La Dea ha due enormi occhi a spirale, antichi custodi di un aldilà che i primi abitanti di questa regione riconducevano alle “domus de janas”, letteralmente “case delle fate”, piccole grotticelle che avevano la funzione di ospitare i defunti sin dal neolitico e oltre. Sepolture di cui l’Isola è disseminata, veri e propri uteri sotterranei in cui i morti attendevano la rinascita nella pancia della Madre Terra, ventri cavernosi dipinti di ocra rosso, perché nel colore del sangue si cela il dogma della creazione.

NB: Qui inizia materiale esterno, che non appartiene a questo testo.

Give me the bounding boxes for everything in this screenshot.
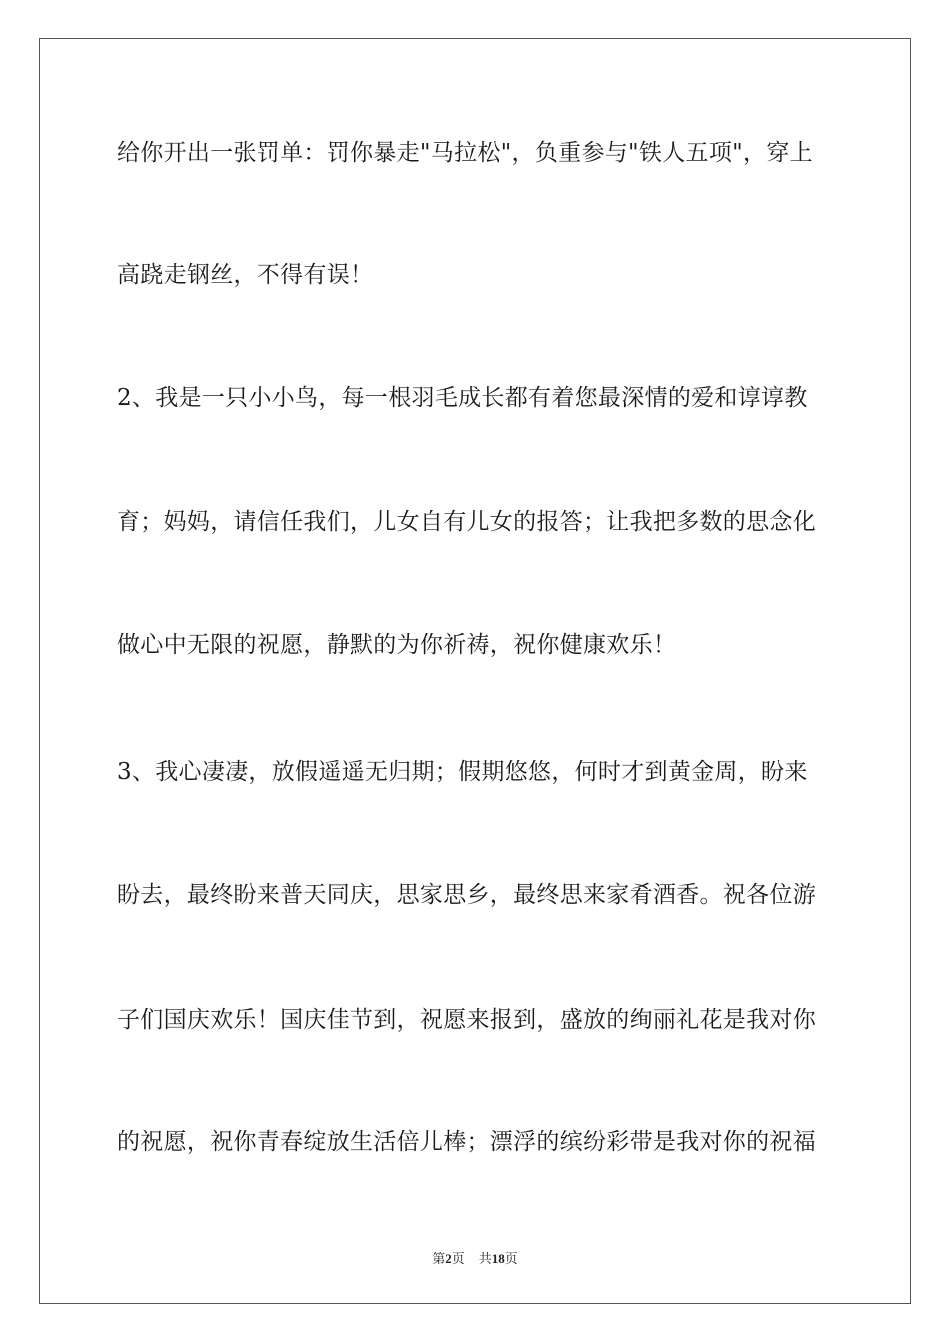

È una Dea che protegge il viaggio verso l’ignoto mondo oltre la vita, dispensatrice di rinascita, speranza di resurrezione. A Pimentel, Essa diventa Civetta, rapace temuto ancora oggi dai vecchi che si segnano quando sentono il suo grido echeggiare nelle tenebre, un urlo che squarcia la notte, foriero di sventure, secondo le leggende locali. Ahimè, una paura che nasce dalla demonizzazione della primordiale divinità femminile che nella “stria” – civetta trova le sue prime raffigurazioni. Divinità vacca, come testimonia il ricorrente simbolo delle corna che adornano le necropoli.
Dea di Morte, Dea di Resurrezione, Dea di una vita che rinasce dalla sua medesima fine, in un ciclo eterno, incessante, implacabile, impetuoso, così come assetata e impetuosa è la storia di questa terra. A Lei sono stati dedicati megalitici luoghi di culto, come “Sa domu e S’Orgia” di Esterzili, ovvero “la casa dell’Orchessa”, un tempio sede di riti arcaici che nelle trame della storia hanno perso le loro formule.
Una Dea pingue e generosa, dagli abbondanti seni offerti a nutrimento della sua umanità, come testimoniano le tantissime statuette ritrovate nell’Isola. Capezzoli di pietra traboccanti di fertilità che ancora oggi troneggiano sulle camicie del costume tradizionale nei cosiddetti “buttones”. Dolci mammelle scolpite nei betili di Tamuli a Macomer e non solo, riecheggiate nelle numerose coppelle che diventano preziosi scrigni d’acqua, magie di riflessi, custodi silenziosi di rituali perduti.
Una divinità spiraliforme, come spiraliforme è la vita, la danza, il suono, il movimento: non a caso le spirali adornano le pareti dei luoghi dove Lei ancora vive, come nella cosiddetta camera delle spirali nella necropoli di Villaperuccio o nella maestosa Pedra Pintà di Mamoiada. Una “oghe” silenziosa che parla attraverso l’acqua e il suo ipnotico sciabordio che nei numerosi pozzi sacri sparsi nell’Isola ancora oggi regalano ai visitatori-pellegrini intense sensazioni di vita.
“Abba” che diventa sacra perché bene prezioso in una terra piagata dalla siccità. Come a Santa Cristina di Paulilatino, il pozzo misterioso che ha la forma di toppa di chiave. Cosa vuole aprire? Anime liquide, ancora capaci di onorare la Dea con la loro presenza, con il loro passaggio.
Si diceva che a Santa Cristina vivesse una fata chiamata Pazzia. I nomi ereditano la volontà di cancellare il passato e distruggere la storia del tempo della Dea e delle sue sacerdotesse che sono diventate figure leggendarie, ignare vampiresse chiamate Surbiles, megere senza scrupolo conosciute come Cogas, fattucchiere crudeli dette “Bruxias”. Donne che ancora minacciano i mortali con le forbici in mano nell’atto di tagliare loro il “filo” della vita, come a Carnevale fa la “Filonzana” di Ottana, arcaica moira tessitrice di destini.
Donne dal cuore trafitto di un dolore che le ha rese creature di pietra dalle strane sembianze, come Luxia Arrabbiosa. Di secolo in secolo, di generazione in generazione le bocche delle madri hanno tramandato le vicissitudini legate a una divinità cattiva, capace di insidiare gli uomini, di mangiare i fanciulli, di vivere in caverne e isolarsi dalla società ignorandone i suoi dettami. Ma ora siamo in grado di strappare il velo della storia e al mondo mostriamo cosa si nasconde dietro tali mistificazioni: la luce della Dea, la gioia della vita. Non occorre molto, visitate questi luoghi e avvertirete la sua presenza.
Quasi dimenticavo. Benvenuti in Sardegna.